In recent months, as Islamic State has seen its self-described caliphate in Iraq and Syria radically shrink, a Nigeria-born group calling itself the Islamic State West Africa Province, or ISWAP, has taken control of hundreds of square miles of territory, according to Nigerian and Western officials, Wall Street Journal reported.
The group’s fast rise, largely away from public view, foreshadows the next chapter for Islamic State. Its local allies are expanding in a flurry of far-flung states, battling local armies and carving fundamentalist enclaves in Afghanistan, Mali, the Philippines and Somalia. Islamic State’s threat to regional governments and the West is likely to continue, U.S. intelligence chiefs said in a formal risk assessment last week, the Journal informs.
The ISWAP faction, established in 2016 after a violent split within Nigeria’s Boko Haram insurgency, is entrenching itself in the borderland communities around Lake Chad, forging state structures. It controls trade routes, taxes the local fish industry, regulates agriculture and imposes its extremist brand of Islamic justice.

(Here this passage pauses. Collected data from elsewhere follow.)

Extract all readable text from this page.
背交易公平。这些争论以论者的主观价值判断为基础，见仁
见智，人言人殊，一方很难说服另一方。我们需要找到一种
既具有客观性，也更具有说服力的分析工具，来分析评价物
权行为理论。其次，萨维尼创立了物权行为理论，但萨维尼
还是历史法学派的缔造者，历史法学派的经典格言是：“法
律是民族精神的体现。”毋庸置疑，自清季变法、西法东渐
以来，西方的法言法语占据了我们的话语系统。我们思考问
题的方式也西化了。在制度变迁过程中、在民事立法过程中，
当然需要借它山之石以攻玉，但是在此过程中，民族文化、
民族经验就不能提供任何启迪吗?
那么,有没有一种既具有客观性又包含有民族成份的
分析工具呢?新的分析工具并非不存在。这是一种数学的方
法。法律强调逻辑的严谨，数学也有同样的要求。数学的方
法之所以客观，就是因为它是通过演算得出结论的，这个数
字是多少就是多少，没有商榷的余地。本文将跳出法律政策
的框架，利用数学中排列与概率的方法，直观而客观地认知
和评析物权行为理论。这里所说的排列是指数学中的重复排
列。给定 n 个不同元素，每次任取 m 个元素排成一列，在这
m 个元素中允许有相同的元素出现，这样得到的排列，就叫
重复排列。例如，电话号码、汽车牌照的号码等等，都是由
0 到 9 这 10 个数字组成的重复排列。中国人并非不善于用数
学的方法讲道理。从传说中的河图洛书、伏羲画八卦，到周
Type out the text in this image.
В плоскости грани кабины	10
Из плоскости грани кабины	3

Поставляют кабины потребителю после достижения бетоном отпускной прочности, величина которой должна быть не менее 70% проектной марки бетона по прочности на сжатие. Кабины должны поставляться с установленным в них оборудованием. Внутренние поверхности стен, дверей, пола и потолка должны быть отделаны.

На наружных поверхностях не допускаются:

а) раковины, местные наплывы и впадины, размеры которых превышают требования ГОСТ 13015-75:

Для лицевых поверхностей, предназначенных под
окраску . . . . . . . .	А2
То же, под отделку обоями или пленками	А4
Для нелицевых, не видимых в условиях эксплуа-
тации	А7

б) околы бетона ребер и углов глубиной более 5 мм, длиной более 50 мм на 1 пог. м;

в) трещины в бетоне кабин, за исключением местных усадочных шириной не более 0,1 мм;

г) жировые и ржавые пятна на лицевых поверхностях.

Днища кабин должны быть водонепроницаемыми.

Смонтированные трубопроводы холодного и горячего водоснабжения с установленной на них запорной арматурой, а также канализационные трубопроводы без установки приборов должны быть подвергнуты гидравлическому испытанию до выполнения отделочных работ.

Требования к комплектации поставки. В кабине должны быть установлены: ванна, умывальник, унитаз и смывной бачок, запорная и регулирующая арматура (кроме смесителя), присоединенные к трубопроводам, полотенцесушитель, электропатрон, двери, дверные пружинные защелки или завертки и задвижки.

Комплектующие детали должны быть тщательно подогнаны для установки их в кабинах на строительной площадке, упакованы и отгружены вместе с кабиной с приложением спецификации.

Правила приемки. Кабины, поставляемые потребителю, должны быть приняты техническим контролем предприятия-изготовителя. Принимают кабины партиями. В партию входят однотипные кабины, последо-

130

Based on interviews with soldiers, refugees, intelligence officers, arms smugglers and diplomats in Nigeria and Niger, as well as to people who participated in talks with the faction – ISWAP is a well armed and motivated insurgent group that expects to establish a state out of strategic geography where the U.S. is dialing back its military presence, and there is no sign the group seeks to attack Western targets beyond its homeland.
In contrast to Boko Haram and its infliction of carnage on civilians, ISWAP’s estimated 5,000 men focus their attacks on security forces and nongovernmental organizations, following tactical advice sent from Syria to spare the war-weary population, the Journal adds.
Seasoned fighters from West Africa who once traveled to Libya and the Middle East have returned to augment ISWAP ranks. ISIS theologians have sent written instructions, viewed by The Wall Street Journal, to cease attacking schools and markets and stop preaching that the Earth is flat.
The group has overrun and looted a dozen military bases, leaving hundreds of soldiers dead and seizing huge stockpiles of weapons, weeks before Nigeria, Africa’s largest democracy, holds a presidential election. Nigerian security officials call it a far bigger threat than Boko Haram, given its sophistication and popular support.
“The weapons are being smuggled from Islamic State in Libya to their factions in Nigeria and Mali,” said an arms smuggler in Niger named Yusuf as he flicked through images of Dushka machine guns and other weapons he claimed to have ferried across the desert. “These groups want to create a big domain. They want their own country.”
Many Nigerian officials no longer talk about defeating the insurgency, merely containing it. “On security, the point must be made that we are not where we expected to be. We must admit that,” said Festus Keyamo, a spokesman for the re-election campaign of Nigerian President Muhammadu Buhari. “However, we have made some progress” since taking over in 2015, he noted.